Nursery comes up roses

Many businesses have been facing challenges finding staff since the COVID-19 pandemic, but positivity is starting to bloom again for Wagner’s Rose Nursery.

Wagner’s Rose Nursery owners Brian Wagner and Benedetta Rusconi said they were seeking around 10 staff when the season first started and it had been “really hard” to find people.

“I think the big problem that we’re up against at the moment is there are very few backpackers in the country,” Mr Wagner said.

“So we’re waiting for backpackers to come back into the country.

“We’re hearing that story all the time with a lot of the rural workers, fruit pickers and seasonal workers, they’re really struggling.”

Ms Rusconi said the business was “relying on backpackers a lot”.

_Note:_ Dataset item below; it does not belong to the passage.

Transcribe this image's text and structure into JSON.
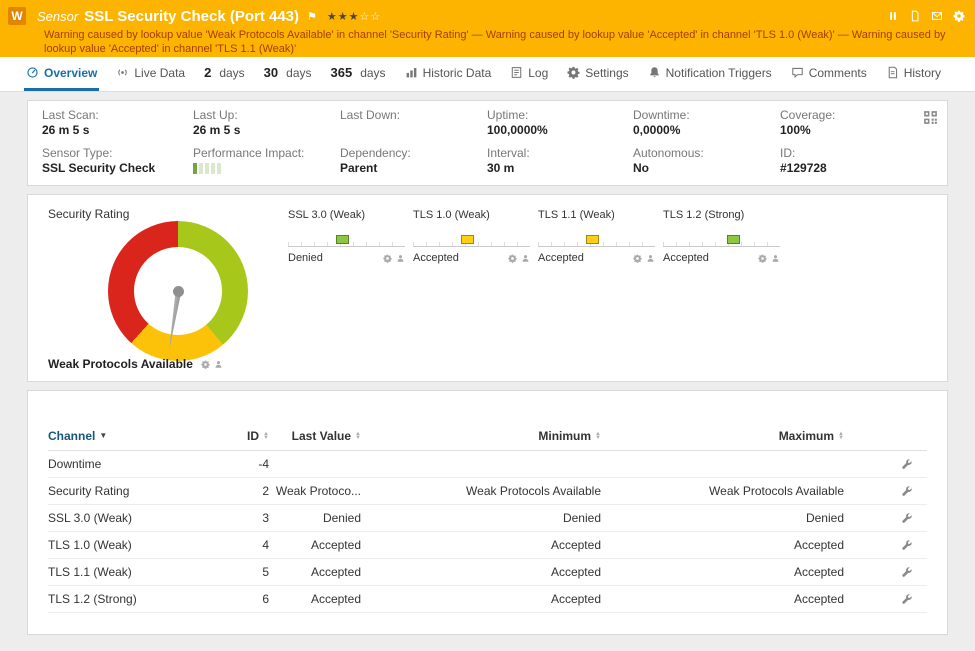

Fortunately, the couple is starting to see the light at the end of the tunnel and said they could see the situation getting easier now that borders had re-opened.

“I’m thinking that we will certainly have a large group of backpackers next season, so it’s not particularly worrying me too much at the moment now,” Mr Wagner said.

“This year’s sort of starting to pan out to be a little bit easier, initially it was not, but I think at the moment we’re starting to feel quite comfortable with who we have got,” Mr Wagner said.

“The group we have got at the moment, so far it’s really good, nice group of people.”

Recently, the couple approached the Red Cross and employment agencies which was starting to pay off, and they received phone calls after posting on Facebook they were seeking staff.

The couple said they currently had a group of Congolese people working for them along with a French chef who was born in Portugal but lived in France for the past 10 years.

However, they said people tended to leave sooner rather than later, which caused the difficulty of needing to re-train new workers frequently.

Mr Wagner said the likely reason for this was backpackers heading up north to the warmer weather.

“We have had quite a few here, we have even had backpackers that have come back a second year, we would love for them to stay, some of them have just been amazing workers and lovely people,” he said.

Mr Wagner also believed that often people’s expectations of working in a rose nursery were different to what it was actually like.

“It’s a lot of hard work, it’s a lot of physical work, so I think they get a little bit of a shock sometimes when they realise the type of work that we do,” he said.

Ms Rusconi said language barriers could also make communication and explaining how to carry out jobs challenging.

The nursery is currently in the busiest time of the season and the main job right now is pruning roses, cutting them back for the market and other jobs include lifting plants, planting stock and boxing plants up for sale.

Mr Wagner said with 10 people working they could plant 15,000 to 20,000 cuttings a day.